Whatever problem you are having, it is not in the code shown in this question. Make sure you are not clobbering the pointer before returning it.

Comments

0

This should work fine... could just be a warning from VisualStudio that you are freeing a pointer in a different function than it was malloced in.

Comments

0

Technically, your code will work on a C compiler. However, allocating dynamically inside functions and returning pointers to the allocated data is an excellent way of creating memory leaks - therefore it is very bad programming practice. A better way is to allocate the memory in the caller (main in this case). The code unit allocating the memory should be the same one that frees it.

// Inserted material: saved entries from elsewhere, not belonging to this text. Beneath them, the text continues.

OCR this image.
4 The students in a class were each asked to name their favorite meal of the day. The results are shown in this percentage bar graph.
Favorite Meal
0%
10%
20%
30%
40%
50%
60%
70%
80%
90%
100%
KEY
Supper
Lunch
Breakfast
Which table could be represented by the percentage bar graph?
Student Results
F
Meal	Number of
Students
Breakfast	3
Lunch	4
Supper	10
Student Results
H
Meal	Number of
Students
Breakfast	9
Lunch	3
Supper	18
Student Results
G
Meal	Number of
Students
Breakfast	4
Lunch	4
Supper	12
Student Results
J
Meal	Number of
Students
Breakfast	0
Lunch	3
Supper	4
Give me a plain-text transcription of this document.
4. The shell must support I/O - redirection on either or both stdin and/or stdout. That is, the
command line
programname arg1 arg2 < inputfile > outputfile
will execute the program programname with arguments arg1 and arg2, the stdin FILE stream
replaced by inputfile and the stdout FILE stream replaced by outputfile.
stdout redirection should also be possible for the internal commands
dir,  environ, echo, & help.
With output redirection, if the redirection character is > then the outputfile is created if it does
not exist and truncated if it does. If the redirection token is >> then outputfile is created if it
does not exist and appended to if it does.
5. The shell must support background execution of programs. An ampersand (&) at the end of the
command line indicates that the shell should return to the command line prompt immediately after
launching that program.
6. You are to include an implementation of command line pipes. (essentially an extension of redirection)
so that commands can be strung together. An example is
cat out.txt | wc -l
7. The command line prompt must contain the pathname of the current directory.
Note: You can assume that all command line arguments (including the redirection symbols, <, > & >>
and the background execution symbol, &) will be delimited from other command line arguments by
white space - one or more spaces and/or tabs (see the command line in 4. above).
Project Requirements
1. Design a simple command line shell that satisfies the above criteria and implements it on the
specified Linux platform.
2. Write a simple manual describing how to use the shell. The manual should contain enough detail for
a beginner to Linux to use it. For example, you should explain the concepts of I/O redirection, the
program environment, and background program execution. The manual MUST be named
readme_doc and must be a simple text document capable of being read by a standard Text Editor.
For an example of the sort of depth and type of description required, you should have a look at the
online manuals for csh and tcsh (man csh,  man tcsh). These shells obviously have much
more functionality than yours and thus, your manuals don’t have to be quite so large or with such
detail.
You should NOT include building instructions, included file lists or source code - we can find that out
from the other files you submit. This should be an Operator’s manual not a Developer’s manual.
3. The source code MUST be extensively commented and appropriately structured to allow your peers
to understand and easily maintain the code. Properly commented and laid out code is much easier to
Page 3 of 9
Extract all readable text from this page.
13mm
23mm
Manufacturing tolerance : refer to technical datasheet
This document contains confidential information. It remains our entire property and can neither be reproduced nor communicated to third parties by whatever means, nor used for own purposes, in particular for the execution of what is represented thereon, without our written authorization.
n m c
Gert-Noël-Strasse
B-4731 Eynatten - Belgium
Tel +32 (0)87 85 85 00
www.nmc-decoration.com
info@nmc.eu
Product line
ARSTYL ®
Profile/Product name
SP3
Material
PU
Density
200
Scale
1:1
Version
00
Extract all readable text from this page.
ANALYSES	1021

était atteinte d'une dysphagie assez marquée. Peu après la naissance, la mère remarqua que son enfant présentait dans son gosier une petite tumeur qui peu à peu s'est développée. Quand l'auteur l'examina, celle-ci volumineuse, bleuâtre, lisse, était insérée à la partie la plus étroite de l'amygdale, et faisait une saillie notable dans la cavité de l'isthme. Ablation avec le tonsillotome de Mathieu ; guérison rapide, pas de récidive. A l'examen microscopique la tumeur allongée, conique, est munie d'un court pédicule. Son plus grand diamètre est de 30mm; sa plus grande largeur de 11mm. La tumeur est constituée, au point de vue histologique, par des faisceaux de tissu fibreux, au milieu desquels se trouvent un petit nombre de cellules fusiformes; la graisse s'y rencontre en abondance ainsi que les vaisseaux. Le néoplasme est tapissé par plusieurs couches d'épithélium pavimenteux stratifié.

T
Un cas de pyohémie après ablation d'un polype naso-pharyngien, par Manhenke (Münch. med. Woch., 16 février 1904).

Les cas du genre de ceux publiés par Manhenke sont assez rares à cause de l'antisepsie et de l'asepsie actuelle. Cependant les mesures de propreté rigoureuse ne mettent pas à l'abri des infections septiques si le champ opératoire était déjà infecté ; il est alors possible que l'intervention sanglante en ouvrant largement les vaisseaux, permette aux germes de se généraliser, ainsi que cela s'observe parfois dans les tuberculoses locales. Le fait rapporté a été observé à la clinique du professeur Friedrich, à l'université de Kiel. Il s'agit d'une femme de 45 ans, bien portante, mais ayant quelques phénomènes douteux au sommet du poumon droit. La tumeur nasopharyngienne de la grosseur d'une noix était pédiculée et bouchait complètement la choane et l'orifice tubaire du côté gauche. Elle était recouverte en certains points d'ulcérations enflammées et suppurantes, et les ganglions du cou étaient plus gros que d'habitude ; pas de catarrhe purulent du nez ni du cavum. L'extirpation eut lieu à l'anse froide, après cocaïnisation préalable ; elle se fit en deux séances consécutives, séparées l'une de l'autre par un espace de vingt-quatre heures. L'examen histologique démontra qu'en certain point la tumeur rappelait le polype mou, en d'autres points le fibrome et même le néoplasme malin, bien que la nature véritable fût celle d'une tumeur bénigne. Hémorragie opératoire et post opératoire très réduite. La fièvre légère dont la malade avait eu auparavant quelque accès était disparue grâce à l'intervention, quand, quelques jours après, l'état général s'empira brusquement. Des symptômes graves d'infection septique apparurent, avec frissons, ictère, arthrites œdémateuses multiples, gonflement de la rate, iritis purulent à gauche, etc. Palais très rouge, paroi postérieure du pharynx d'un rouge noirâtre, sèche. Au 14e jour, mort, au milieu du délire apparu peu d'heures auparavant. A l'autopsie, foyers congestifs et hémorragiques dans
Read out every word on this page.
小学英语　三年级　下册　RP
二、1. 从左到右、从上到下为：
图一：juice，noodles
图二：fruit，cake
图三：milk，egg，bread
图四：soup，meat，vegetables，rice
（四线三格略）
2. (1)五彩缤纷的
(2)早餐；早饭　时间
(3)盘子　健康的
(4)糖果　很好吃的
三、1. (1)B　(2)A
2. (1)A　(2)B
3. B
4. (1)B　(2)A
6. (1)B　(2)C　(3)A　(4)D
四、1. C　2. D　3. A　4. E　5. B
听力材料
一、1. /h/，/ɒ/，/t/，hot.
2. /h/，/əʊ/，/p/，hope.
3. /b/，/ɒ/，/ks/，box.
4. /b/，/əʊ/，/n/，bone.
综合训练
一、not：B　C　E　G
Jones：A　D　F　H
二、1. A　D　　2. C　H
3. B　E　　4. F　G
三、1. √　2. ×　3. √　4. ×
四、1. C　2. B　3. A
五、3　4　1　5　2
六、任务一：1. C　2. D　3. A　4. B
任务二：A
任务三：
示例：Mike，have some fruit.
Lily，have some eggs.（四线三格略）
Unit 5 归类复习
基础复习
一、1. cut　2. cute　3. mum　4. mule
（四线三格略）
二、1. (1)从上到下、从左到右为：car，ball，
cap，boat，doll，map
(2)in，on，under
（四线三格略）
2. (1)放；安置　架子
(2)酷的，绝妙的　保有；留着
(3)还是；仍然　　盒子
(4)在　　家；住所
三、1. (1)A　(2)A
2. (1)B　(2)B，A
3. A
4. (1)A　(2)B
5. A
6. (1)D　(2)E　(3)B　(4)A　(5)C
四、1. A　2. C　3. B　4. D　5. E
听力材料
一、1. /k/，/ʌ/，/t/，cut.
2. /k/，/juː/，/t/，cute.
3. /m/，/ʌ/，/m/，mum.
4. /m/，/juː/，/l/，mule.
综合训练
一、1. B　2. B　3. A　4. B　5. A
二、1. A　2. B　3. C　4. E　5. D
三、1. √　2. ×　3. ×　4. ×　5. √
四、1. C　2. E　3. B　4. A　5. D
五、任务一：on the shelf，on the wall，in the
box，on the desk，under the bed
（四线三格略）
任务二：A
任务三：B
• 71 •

Btw if this is a Windows program, main() must be declared to return int, or the code will not compile on a C compiler.

4 Comments

Returning malloc'd memory is a very common practice that greatly reduces coupling compared to what you suggest. Defining foo *make_foo() and free_foo is the idiomatic approach to foo construction/initialization and destruction in C.
@larsmans I think we are saying the same thing here. To reduce coupling, you should do roughly like in these two examples: stackoverflow.com/questions/5309245/c-char-question/…
It seemed to me as if you recommended Tile *p = malloc(sizeof(Tile)); init_tile(p); in main.
@larsmans There is nothing wrong with that syntax either, depending on the function. If the function is "something that does things with a data buffer", then the function doing the task shouldn't concern itself with malloc(). For example, the whole of Windows is built in that way: pass a pointer and a size of a buffer to a function. Now, of course if the data is of a nature that main() needn't concern itself with it, it should be kept privately encapsulated in the module allocating the data.